Field sobriety tests are not mandatory
While getting pulled over under the suspicion of a DUI can be extremely nerve-wracking, you need to remember your rights. Under no law do you have to participate in a field sobriety test. These tests are requested by an officer to help him or her verify his or her suspicion of your driving under the influence. You don’t want to participate in these tests and give them more evidence against you.
What are some common field sobriety tests?
There are three main types of field sobriety tests that officers will ask drivers to take. The horizontal gaze nystagmus test is the first. During this test, the officer watches the movements of the driver’s eyes from side to side to determine if there is any jerking of the eye. Studies have shown that when there’s jerking present, the driver is intoxicated.
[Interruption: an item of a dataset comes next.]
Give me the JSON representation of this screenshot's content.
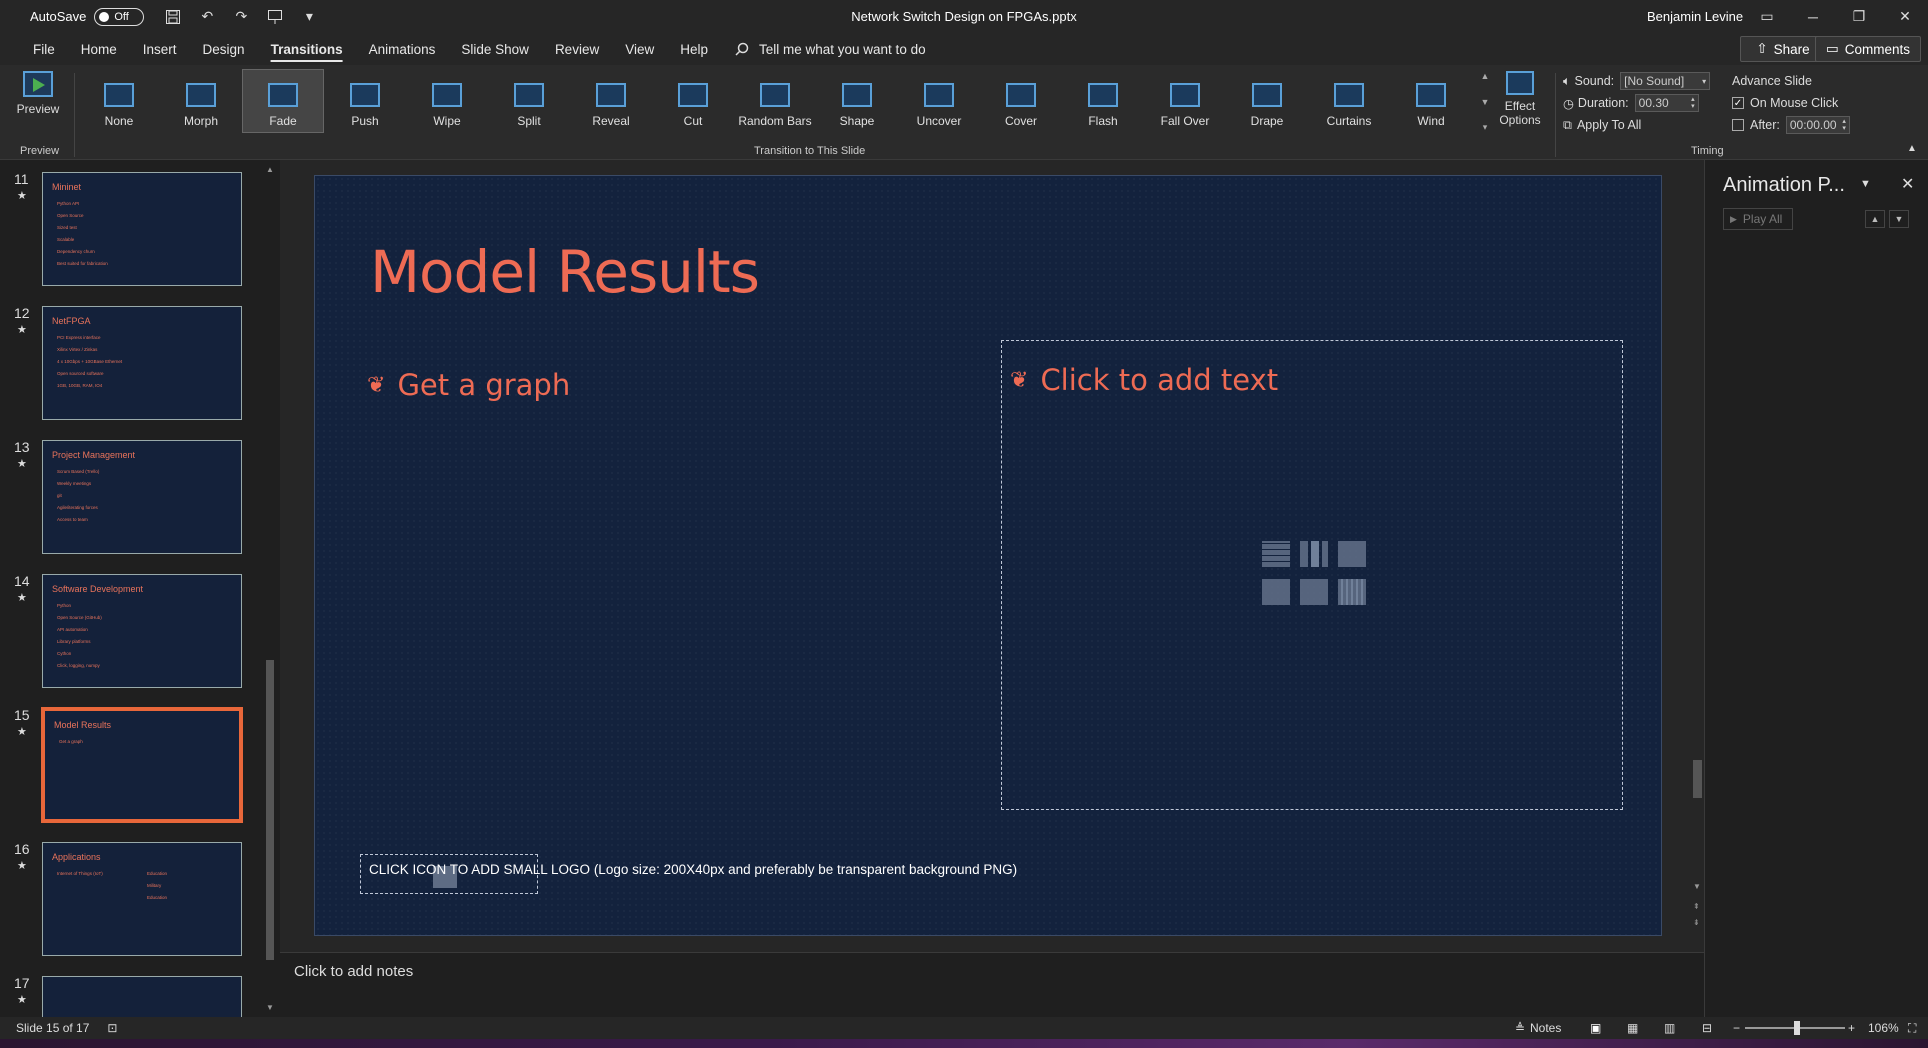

The walk-and-turn test is another common type of field sobriety test. During this test, the driver is asked to walk from heel to toe for 9 to 10 steps and then turn on one foot and return in the same manner. People who are intoxicated typically are not able to maintain their balance throughout this test. The last field sobriety test that many officers use is the one-leg stand. The driver is to stand on one leg and count for 30 seconds. If the driver sways intensely to maintain balance, he or she is likely intoxicated.
As a driver, it’s important to understand what your rights are regarding field sobriety tests and DUI/DWI charges. While an officer may make it seem like you must take a field sobriety test, it is completely voluntary. Most lawyers will recommend that you politely decline to take these tests as the evidence can simply be used against you later.